Oxidative stress has long been implicated in the pathogenesis of diabetic and chronic kidney disease
(DKD/CKD). Most of the previous studies focused on either a singular concept of oxidative stress vs
antioxidant balance, or centered on overproduction of superoxide as a major reactive oxygen species (ROS)
and a primary event in DKD/CKD. However, superoxide has major kinetic and biochemical barriers that limit its
impacts on biological structures. We propose a key role for less reactive, more specific and membrane
diffusible molecules which are also tightly related to changes in cell metabolism – (phospho)lipid peroxides
(LOOH). While the basic tenets of lipid peroxidation are established in biology, the molecular entity, modes of
action and specific redox signaling ability of LOOH are more enigmatic. This is a critical gap to address
because impeding a highly specific form of redox signal at the right timing in disease pathogenesis can prevent
renal cell dysfunction. Our central hypothesis is that LOOH are key metabolic signals that transmit an initial
redox stress in cells. Furthermore, we propose that diabetes alters the molecular signature of LOOH and that
from a myriad of diverse oxidized phospholipids, there are only a few specific ones that dictate the activation of
programmed cell death. We focus on proximal tubular epithelial cells (PTC) which comprise ~ 70-80 % of the
cortex, where we previously discovered that dysregulation of PTC metabolism potentiates LOOH production.
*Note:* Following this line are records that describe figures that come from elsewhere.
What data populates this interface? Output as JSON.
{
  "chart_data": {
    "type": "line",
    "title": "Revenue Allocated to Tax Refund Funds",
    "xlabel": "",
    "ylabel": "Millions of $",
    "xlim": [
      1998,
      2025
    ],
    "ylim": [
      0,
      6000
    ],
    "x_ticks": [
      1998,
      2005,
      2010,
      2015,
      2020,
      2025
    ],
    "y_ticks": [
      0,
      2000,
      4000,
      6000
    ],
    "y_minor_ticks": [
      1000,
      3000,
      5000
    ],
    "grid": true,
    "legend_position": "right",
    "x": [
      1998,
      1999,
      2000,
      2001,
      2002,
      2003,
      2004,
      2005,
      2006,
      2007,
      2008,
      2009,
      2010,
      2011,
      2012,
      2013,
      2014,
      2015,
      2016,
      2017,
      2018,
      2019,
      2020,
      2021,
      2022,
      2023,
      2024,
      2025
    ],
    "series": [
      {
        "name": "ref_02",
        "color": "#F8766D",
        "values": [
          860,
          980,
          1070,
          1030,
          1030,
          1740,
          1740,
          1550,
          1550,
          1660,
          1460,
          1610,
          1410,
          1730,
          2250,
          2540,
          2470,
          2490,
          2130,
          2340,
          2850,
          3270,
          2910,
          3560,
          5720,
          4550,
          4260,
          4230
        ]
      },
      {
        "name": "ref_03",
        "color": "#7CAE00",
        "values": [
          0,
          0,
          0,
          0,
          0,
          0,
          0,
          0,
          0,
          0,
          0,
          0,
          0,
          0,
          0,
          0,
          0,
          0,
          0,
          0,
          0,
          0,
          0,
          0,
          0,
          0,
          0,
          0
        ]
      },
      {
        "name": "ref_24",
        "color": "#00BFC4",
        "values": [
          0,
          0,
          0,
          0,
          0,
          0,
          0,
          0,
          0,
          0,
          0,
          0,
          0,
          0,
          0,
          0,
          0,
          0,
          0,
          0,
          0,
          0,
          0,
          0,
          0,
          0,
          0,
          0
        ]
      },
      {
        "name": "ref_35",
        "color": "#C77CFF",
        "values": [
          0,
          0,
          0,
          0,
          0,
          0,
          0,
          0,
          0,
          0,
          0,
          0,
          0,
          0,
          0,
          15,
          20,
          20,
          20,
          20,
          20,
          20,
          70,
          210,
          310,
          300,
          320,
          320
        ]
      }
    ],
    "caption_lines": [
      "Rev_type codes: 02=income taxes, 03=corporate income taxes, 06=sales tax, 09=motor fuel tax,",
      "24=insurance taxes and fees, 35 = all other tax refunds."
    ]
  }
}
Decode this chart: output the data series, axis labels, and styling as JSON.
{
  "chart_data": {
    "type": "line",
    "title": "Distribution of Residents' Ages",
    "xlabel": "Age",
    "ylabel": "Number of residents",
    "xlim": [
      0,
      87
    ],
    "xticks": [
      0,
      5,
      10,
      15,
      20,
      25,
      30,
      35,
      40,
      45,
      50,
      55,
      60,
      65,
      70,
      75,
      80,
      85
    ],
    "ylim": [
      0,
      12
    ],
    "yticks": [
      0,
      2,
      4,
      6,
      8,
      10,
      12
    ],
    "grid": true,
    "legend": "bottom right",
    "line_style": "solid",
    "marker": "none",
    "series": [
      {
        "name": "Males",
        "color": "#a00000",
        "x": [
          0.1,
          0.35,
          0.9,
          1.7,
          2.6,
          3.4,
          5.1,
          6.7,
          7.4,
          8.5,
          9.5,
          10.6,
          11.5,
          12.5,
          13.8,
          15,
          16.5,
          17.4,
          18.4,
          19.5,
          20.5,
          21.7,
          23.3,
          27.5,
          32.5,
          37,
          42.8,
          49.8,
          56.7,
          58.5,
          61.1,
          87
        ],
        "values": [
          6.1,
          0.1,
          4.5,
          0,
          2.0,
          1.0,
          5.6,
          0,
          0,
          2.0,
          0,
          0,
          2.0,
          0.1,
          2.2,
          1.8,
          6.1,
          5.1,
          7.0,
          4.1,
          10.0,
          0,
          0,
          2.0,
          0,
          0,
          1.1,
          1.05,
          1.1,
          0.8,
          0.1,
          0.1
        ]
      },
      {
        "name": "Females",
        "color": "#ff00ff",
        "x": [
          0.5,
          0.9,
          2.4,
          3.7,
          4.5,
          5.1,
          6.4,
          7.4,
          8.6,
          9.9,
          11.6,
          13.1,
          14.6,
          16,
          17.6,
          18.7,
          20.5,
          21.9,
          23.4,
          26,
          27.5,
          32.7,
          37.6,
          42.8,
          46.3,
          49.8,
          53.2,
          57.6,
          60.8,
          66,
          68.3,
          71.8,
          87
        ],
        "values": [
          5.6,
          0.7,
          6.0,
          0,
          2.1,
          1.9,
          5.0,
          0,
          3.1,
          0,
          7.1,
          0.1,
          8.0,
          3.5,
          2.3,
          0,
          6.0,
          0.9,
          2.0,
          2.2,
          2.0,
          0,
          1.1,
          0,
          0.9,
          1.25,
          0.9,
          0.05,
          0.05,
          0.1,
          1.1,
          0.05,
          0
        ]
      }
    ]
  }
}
We have a broad array of preliminary data showing that when PTC metabolism is challenged either by lipid
overload or by ablating the neutralizing mechanism for membrane peroxides via deletion of glutathione
peroxidase 4 (GPx4), LOOH are overproduced and mice develop kidney injury. Using diabetic models, we
show that diabetes not only potentiates the formation of LOOH, but also alters the molecular signature of
LOOH species in a fashion that oxidized phosphatidylethanolamines (PE) and lysophosphatidylethanolamine
(LPE) become abundant. Three aims will test the hypothesis using state-of-the-art biophysical and mass
spectrometry imaging methods in combination with pharmacologic and transgenic approaches using both
established and newly generated mouse models. In Aim 1, we will test the prediction that changes in PTC
metabolic activity regulates the production of LOOH. Aim 2 will explore mechanisms through which diabetes
potentiates the production of specific oxygenated phospholipids. In Aim 3, we will test the hypothesis, that
selective oxidation of phospholipid species dictates the activation of renal cell death programs. The
experimental strategy combines PTC-specific transgenic models, obese CKD and diabetic DKD models, using
targeted compounds to delinate originating sources of redox stress and advanced redox phospholipidomics
and biophysical approaches. Outcomes from this proposal will establish a new, more specific view of redox
stress in CKD/DKD and link specific oxidized (phospho)lipids to PTC injury and demise, paving the way to
highly specific anti-apoptotic or anti-ferroptotic interventions in the future.